We sit around begging science to come up with the one pill that will solve our weight management problems. We want our diet to be purged like a Catholic’s soul at confession — we want our dietary sins to be absolved instantaneously! That’s why we gobble conjugated linoleic acid supplements or turn to herbal treatments like TrimSpa and Herbal Magic – in the hopes that science can counteract the effects of that extra piece of cheesecake.

The thing is that science has already answered our call. It has proven that a sensible diet, combined with regular exercise is all the majority of us need to do to stay in shape.

And dieters are the worst offenders of all. How many times have you overheard a group of people complaining about how hard it is to stay on their diet. How many of these people are doomed to failure because they’re depriving themselves to the point where cheating on their diet isn’t just an option, it’s an inevitability.

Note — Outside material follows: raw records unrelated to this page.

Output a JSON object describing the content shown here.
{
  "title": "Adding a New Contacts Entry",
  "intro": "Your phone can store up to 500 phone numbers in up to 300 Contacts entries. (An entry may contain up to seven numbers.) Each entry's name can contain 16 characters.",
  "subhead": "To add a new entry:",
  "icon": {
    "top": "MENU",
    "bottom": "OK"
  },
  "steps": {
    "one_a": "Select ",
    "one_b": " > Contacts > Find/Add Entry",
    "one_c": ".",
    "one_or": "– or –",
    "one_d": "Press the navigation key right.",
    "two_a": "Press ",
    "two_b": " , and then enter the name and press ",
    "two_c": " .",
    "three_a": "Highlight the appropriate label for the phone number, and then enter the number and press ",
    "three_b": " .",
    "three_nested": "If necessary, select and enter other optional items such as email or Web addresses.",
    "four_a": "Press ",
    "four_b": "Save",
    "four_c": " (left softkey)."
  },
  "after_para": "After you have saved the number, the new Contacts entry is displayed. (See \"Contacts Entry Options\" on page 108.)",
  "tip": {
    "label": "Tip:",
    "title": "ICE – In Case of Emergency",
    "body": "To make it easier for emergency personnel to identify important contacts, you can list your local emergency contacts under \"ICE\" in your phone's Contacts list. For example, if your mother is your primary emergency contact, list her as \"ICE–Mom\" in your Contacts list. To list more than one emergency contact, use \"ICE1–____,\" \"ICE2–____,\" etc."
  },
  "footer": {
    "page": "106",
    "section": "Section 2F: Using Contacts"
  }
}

Instead of being dumbbells, we need to lift a few. There is no magic bullet. There is no restrictive diet that’s going to magically melt away the pounds long-term on its own. The chips-and-dip diet is not around the corner, so we need to stop waiting for it to come (especially since most of us are too sedentary to get up and go look for it!).

We have to face the truth that just because we don’t like the answer that’s in front of us, doesn’t mean that it’s wrong. Instead of waiting for that magic bullet, it’s time to actually bite it and get on with our lives.

While Atkins may go bankrupt, we don’t have the luxury of letting our bodies to the same. The path to better health has been clearly laid out in front of us for years. There’s no magic to it – just honest exertion, sweat, and hard work. There’s nothing sexy about it. There’s no magic bullet. But maybe, just maybe, we can forget about the fads, take a step in the right direction, and stop shooting ourselves in the foot.

If we don’t do something about our worsening health and expanding waistlines, then our next step may just put us one foot in the grave.